Harrari Cityscape / Kerima Ahmed / Acrylique sur toile, 80X100

Comme nombre d’anciens étudiants de la Fine Art School de l’Université d’Addis Abeba, Kerima AHMED (diplômée en 2202) a tout appris des techniques occidentales de l’art et de la peinture en particulier. C’est là l’une des particularités de cette école pourtant africaine fondée en 1958, à savoir que l’enseignement donné aux élèves s’est toujours référé aux techniques européennes tout en proposant une analyse poussée des grands courants de l’histoire de l’art. Effet de mode ou influence du corps enseignant, l’une des tendances majeures que la jeune génération d’artistes éthiopiens s’est appropriée dans les années 2000, a été notamment les styles symbolistes et décoratifs de l’Art Nouveau et en particulier de la Sécession viennoise présidée par Gustav Klimt au tournant du XIXème et XXème siècle.
A l’instar d’Elais Areda et de Robel Berhane dont Ici Palabre a présenté les oeuvres dans de précédents articles, Kerima Ahmed ne s’est certes pas contenté de subir cette influence mais en a détourné les principaux caractères en les “éthiopianisants” dans une approche très contemporaine.
Son oeuvre se fonde sur une représentation orientalisante de paysages urbains qui se réfèrent essentiellement aux particularismes architecturaux de la ville de Harrar dans le centre-est de l’Ethiopie. Malgré la présence d’éléments ornementaux, elle diffère assez nettement de la tendance symboliste et purement décorative qui prévaut chez d’autres peintres éthiopiens de sa génération tels que Robel Berhane.
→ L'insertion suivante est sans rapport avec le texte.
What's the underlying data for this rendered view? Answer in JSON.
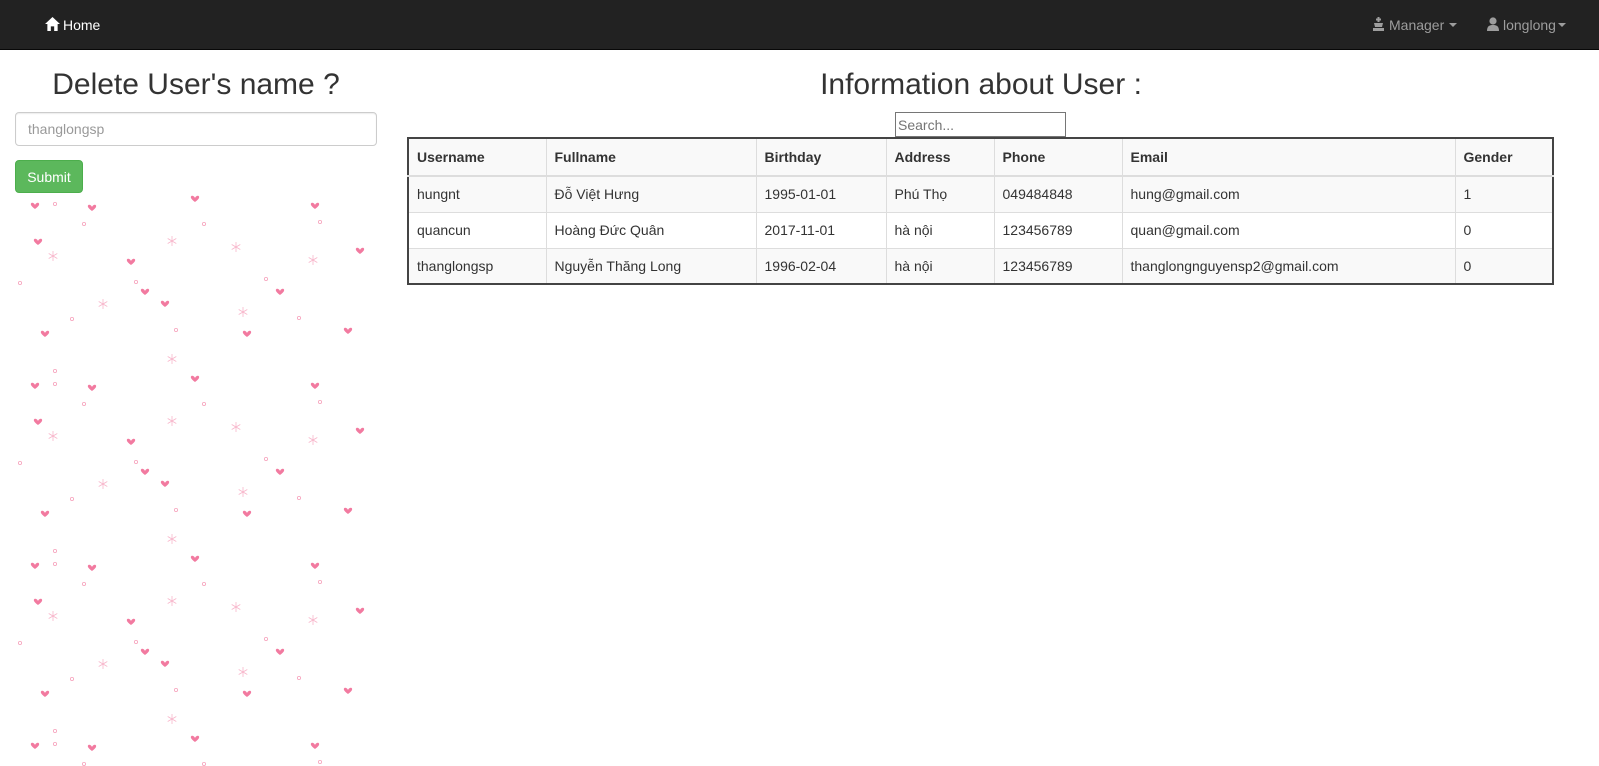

Dans les oeuvres de Kerima en effet, l’espace est maîtrisé, notamment par l’architecture et par une adroite combinaison de couleurs qui font ressortir l’élément humain. Mais les fonds ne sont pas uniformes ni indépendants du sujet, comme parfois dans l’Art Nouveau, mais au contraire définissent des perspectives aléatoires et une combinaison de formes géométriques et de couleurs qui évoquent les réalités esthétiques et architecturales de Harrar. Des femmes musulmanes (comme elle), revêtues de simples mantes noires, rouges ou jaunes, semblent comme emprisonnées dans la géographie complexe d’une mosaïque de maisons, murs, toitures et objets qui suggère le poids de l’ordre social, de la tradition, des croyances et des obligations religieuses. Les à-plats de couleurs unies utilisés pour les vêtements créent dans ce tableau une rupture franche avec les autres zones colorées et permettent ainsi de concentrer la réflexion sur le rôle des personnages et la raison de leur présence. Quatre femmes qui portent le hidjab, signe d’une acceptation des recommandations coraniques, ou signe d’une résignation désespérée. L’artiste, par le jeu habile des formes longues et ascendantes, incite le spectateur à porter son attention sur les visages, et par conséquent sur les sentiments qu’ils pourraient exprimer.
Ces femmes sont-elles libres? Libres de leurs choix? Conformistes ou réfractaires?
C’est précisément la question que pose cette oeuvre et qui fait tout son intérêt.

Kerima Ahmed dans son studio-galerie (Nubia Art Studio)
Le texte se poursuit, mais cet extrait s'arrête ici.